Stephanie Law was awarded the Leverhulme Travel Bursary to attend the 55th Annual Meeting of the Association for Tropical Biology and Conservation in Kuching, Sarawak, Malaysia. Here, she gives us background on her research and tells us about her experience at the conference and the benefits of attending.
‘The Association for Tropical Biology and Conservation (ATBC) is a scientific professional society founded in 1963. The society holds an annual international conference in a different location each year with the aim to engage a range of academic disciplines, professional sectors and social stake holders. The ATBC 2018 theme was ‘linking natural history and the conservation of tomorrow’s tropical ecosystems’. It is widely known that humans put unsustainable pressures on the world’s biodiversity and natural systems, this is particularly so in the tropics which harbours most of the world’s biodiversity. This conference strived to highlight the importance of natural history, because effective conservation requires a robust understanding of nature. The capital of the Malaysian state of Sarawak, Kuching, was host to the conference. Kuching was a particularly apt location, as along with the rest of Borneo, Sarawak is home to rich and diverse human cultures as well as some of the world’s most biodiverse tropical forests.
‘ATBC 2018 offered an excellent and diverse programme with 90 symposiums, 6 keynote lectures, 2 panel discussions, 6 soft skills workshops, an extensive poster session and a range of social events to encourage networking. I presented my research in the symposium titled ‘the role of invertebrates in undisturbed tropical ecosystems’ alongside 6 other presenters. I presented what will form the first chapter of my PhD, titled ‘vertical stratification of tropical ant assemblages: do ground ants restrict the foraging distribution of arboreal and subterranean ants?
‘Primary tropical rainforest is vertically stratified into the subterranean layer, forest floor, understory and canopy. My research focuses on the species of ant found in these different vertical locations. Species distributions of ants show little overlap between the subterranean, ground and canopy layers, with many species occupying only one strata. Although the vertical stratification of ant species is well documented the reasons behind the existence of vertical stratification are less comprehensive. I study what could be driving this stratification. My presentation focused on one strand of my research which attributes vertical stratification to competitive interactions. We quantified the contribution that ground foraging ants have on vertical stratification by suppressing ground foraging ants in experimental plots and observing the effects this had on the distribution of ant species above and below the ground. By eliminating a whole assemblage of ants and the associated competitive interactions, the degree to which it influences the composition of other ant assemblages can be determined. Ants were surveyed vertically in suppression plots where ground foraging ants had been removed and in control plots where they were present. We found that the suppression of ground ants significantly impacted arboreal and subterranean ant assemblages. We suggest that the competitive dominance of ground ants helps to maintain vertical stratification of ant assemblages. All of my field work was completed in Maliau Basin in Sabah, Malaysian Borneo so presenting my findings at a conference held in Borneo was particularly fitting. I was delighted to see some research assistants who have helped me in the field also attend the conference.
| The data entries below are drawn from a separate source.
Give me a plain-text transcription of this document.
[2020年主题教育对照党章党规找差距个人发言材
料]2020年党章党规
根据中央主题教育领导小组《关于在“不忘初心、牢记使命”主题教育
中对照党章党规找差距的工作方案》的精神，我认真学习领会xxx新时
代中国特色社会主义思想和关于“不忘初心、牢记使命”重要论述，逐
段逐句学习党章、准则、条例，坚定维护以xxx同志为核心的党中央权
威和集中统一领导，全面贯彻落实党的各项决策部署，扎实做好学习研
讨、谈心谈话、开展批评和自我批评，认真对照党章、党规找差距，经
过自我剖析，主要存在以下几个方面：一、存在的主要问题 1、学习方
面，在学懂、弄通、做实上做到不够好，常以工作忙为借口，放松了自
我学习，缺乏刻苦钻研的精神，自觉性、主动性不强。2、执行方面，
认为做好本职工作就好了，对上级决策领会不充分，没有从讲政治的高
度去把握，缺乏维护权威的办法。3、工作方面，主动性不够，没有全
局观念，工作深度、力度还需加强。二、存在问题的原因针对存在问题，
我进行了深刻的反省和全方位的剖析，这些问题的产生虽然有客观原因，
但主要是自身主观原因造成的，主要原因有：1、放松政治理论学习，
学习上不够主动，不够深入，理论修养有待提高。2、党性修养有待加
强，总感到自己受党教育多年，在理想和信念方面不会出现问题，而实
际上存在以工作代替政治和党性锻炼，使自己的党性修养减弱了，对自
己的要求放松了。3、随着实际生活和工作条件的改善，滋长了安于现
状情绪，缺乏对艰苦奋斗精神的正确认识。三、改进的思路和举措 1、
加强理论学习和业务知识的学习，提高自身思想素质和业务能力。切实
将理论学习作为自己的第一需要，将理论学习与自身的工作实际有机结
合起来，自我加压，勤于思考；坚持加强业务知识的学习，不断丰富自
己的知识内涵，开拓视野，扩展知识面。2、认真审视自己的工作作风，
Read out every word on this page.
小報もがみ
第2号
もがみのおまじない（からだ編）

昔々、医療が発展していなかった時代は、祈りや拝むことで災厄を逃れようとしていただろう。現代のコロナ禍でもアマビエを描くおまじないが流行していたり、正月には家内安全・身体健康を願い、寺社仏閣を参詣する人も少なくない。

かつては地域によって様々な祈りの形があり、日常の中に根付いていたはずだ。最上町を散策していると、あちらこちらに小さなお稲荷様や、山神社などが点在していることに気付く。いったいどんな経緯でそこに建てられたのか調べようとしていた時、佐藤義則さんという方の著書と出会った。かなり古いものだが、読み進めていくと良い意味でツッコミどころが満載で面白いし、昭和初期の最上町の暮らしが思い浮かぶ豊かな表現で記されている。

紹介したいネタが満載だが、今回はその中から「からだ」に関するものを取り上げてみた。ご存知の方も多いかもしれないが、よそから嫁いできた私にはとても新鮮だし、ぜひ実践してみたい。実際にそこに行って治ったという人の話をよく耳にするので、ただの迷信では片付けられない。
‘The presentation was a very valuable experience and my talk was well received, as attendees were keen to comment and inquire more about my findings. Furthermore, my presentation led to an important and constructive meeting with a more seasoned researcher in the same field who requested to talk to me at length following my presentation. As part of my work is to be published and I am soon to complete my PhD, the comments I received and discussion that followed will undoubtedly help me to improve the manuscripts and could possibly lead to new future collaborations. There were several other talks at the conference by researchers studying ant interactions in tropical rainforests. These provided further insight into the role of ants in tropical rainforest ecosystems and enabled me to make new connections with other researchers working within the same field.
‘There were many highlights of the conference, one being the presidential keynote address by Professor Yadvinder Malhi. He called for a planetary approach to biology and conservation, showing that throughout the year the tropics dominate in global gross primary productivity but emphasizing the increasing and unsustainable demand that humans make on that energy available from Earth. A further highlight was the passionate and animated panel discussion that was held regarding equality and diversity within science. Although there was a 50:50 attendance of males to females at the conference, this discussion gave a platform to show there is still much more to be done in terms of equality but, with positive panel discussions like this one, there is positivity to be had for future change.
‘At the end of the conference I was fortunate to have some time to explore and see the rich diversity that Borneo has to offer, including seeing the emblematic Orangutan in the wild and diving at some of the world’s best dive sites to see coral reefs still teeming with wildlife. Shortly after the conference Kuching was also host to the rainforest world music festival, another brilliant celebration of diversity with music and cultures coming together to enjoy the hot and humid tropics.
‘I would like to express my sincere gratitude to SCI for awarding me the generous Leverhulme travel bursary to attend the ATBC 2018 conference. Without this support I would not have been able to attend this internationally prestigious conference. Participation in this conference has been an amazing and valuable experience. I am extremely grateful to have had the opportunity to enhance my knowledge, share my research, broaden my network and establish new possible collaborations for the future career prospects.’